Last month, the Bank of England (BoE) sanctioned a further increase in its benchmark interest rate as inflation continues to surge significantly ahead of the Bank’s target level.
Following a meeting held in mid-March, the BoE’s nine-member Monetary Policy Committee (MPC) voted by an 8-1 majority to raise Bank Rate from 0.5% to 0.75%. This was the third meeting in a row that the MPC had signalled a tightening of monetary policy, taking the Bank’s main interest rate back to its pre-pandemic level.
Policymakers cited a strong labour market and continuing signs of ‘robust domestic cost and price pressures’ as key reasons for the hike. Minutes to the meeting also noted that Russia’s invasion of Ukraine had led to ‘further large increases in energy and other commodity prices including food prices.’ As a result, the BoE now expects inflation to reach ‘around 8% in April,’ almost a full percentage point higher than it forecast in February and four times its 2% target figure.
While the minutes did say that ‘some further modest tightening in monetary policy may be appropriate in the coming months’ they also pointed to concerns about the outlook for growth as households struggle with a squeeze on incomes. Indeed, analysts noted a more dovish tone than was evident in the previous set of minutes, with a distinct softening of the language on the need for future rate hikes.
Data subsequently released by the Office for National Statistics (ONS), however, showed that price rises continue to exceed analysts’ expectations. In the 12 months to February, the rate of inflation as measured by the Consumer Prices Index, surged to a 30-year high of 6.2%. This was significantly up on the previous month’s rate of 5.5%, and 0.3% higher than the median forecast in a Reuters poll of economists.
OBR downgrades growth forecast
The Office for Budget Responsibility (OBR) has downgraded its forecast for UK economic growth over the next two years amid an unprecedented squeeze on household finances.

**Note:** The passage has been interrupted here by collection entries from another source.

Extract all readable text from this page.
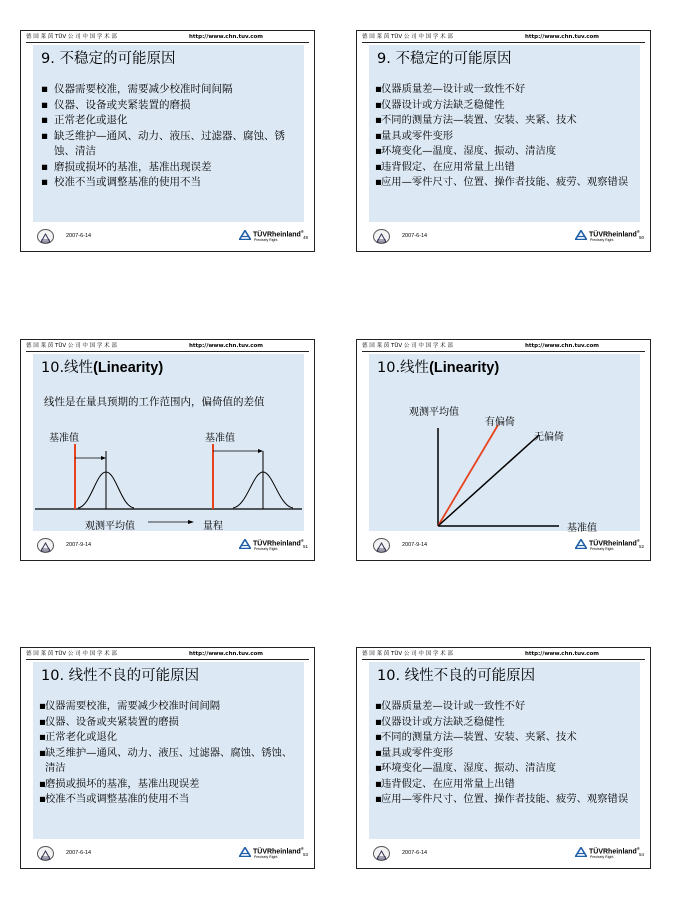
德 国 莱 茵 TÜV 公 司 中 国 学 术 部	http://www.chn.tuv.com
9. 不稳定的可能原因
▪ 仪器需要校准，需要减少校准时间间隔
▪ 仪器、设备或夹紧装置的磨损
▪ 正常老化或退化
▪ 缺乏维护—通风、动力、液压、过滤器、腐蚀、锈蚀、清洁
▪ 磨损或损坏的基准，基准出现误差
▪ 校准不当或调整基准的使用不当
2007-6-14	TÜVRheinland®
Precisely Right.	49
德 国 莱 茵 TÜV 公 司 中 国 学 术 部	http://www.chn.tuv.com
9. 不稳定的可能原因
▪ 仪器质量差—设计或一致性不好
▪ 仪器设计或方法缺乏稳健性
▪ 不同的测量方法—装置、安装、夹紧、技术
▪ 量具或零件变形
▪ 环境变化—温度、湿度、振动、清洁度
▪ 违背假定、在应用常量上出错
▪ 应用—零件尺寸、位置、操作者技能、疲劳、观察错误
2007-6-14	TÜVRheinland®
Precisely Right.	50
德 国 莱 茵 TÜV 公 司 中 国 学 术 部	http://www.chn.tuv.com
10.线性(Linearity)
线性是在量具预期的工作范围内，偏倚值的差值
基准值	基准值
观测平均值	量程
2007-9-14	TÜVRheinland®
Precisely Right.	51
德 国 莱 茵 TÜV 公 司 中 国 学 术 部	http://www.chn.tuv.com
10.线性(Linearity)
观测平均值
有偏倚
无偏倚
基准值
2007-9-14	TÜVRheinland®
Precisely Right.	52
德 国 莱 茵 TÜV 公 司 中 国 学 术 部	http://www.chn.tuv.com
10. 线性不良的可能原因
▪ 仪器需要校准，需要减少校准时间间隔
▪ 仪器、设备或夹紧装置的磨损
▪ 正常老化或退化
▪ 缺乏维护—通风、动力、液压、过滤器、腐蚀、锈蚀、清洁
▪ 磨损或损坏的基准，基准出现误差
▪ 校准不当或调整基准的使用不当
2007-6-14	TÜVRheinland®
Precisely Right.	53
德 国 莱 茵 TÜV 公 司 中 国 学 术 部	http://www.chn.tuv.com
10. 线性不良的可能原因
▪ 仪器质量差—设计或一致性不好
▪ 仪器设计或方法缺乏稳健性
▪ 不同的测量方法—装置、安装、夹紧、技术
▪ 量具或零件变形
▪ 环境变化—温度、湿度、振动、清洁度
▪ 违背假定、在应用常量上出错
▪ 应用—零件尺寸、位置、操作者技能、疲劳、观察错误
2007-6-14	TÜVRheinland®
Precisely Right.	54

Chancellor Rishi Sunak unveiled the independent forecaster’s revised projections during his Spring Statement, delivered to the House of Commons on 23 March. The new forecast suggests the economy will expand by 3.8% in 2022, significantly down on October’s 6.0% prediction. Next year is also expected to yield lower growth, with the economy forecast to expand by 1.8% compared to a previous prediction of 2.1%.
The downgrades partly relate to Russia’s invasion of Ukraine, which the OBR warned would have ‘major repercussions for the global economy.’ In addition, they reflect a sharp squeeze on living standards with real disposable household incomes expected to fall by 2.2% in the coming financial year – this would represent the biggest annual decline in UK living standards since records began in 1956.
Ironically, the latest gross domestic product statistics released by ONS showed the UK economy grew by a faster than expected 0.8% in January. This was the strongest monthly expansion since last June and beat all forecasts in a Reuters poll of economists.
Survey data also suggests the economy continued to expand at a robust pace during the last two months. The preliminary reading of the S&P Global/CIPS Composite Purchasing Managers’ Index (PMI), for instance, came in at 59.7 in March, only marginally below February’s historically high figure of 59.9.
S&P Global Chief Business Economist Chris Williamson said, “The further reopening of the economy after COVID-19 containment measures helped offset headwinds from the Ukraine war, Brexit and rising prices.” However, he also noted that the PMI’s measure of business optimism slumped to a 17-month low in March, adding, “Indicators point to potentially sharply slower growth inthe coming months.”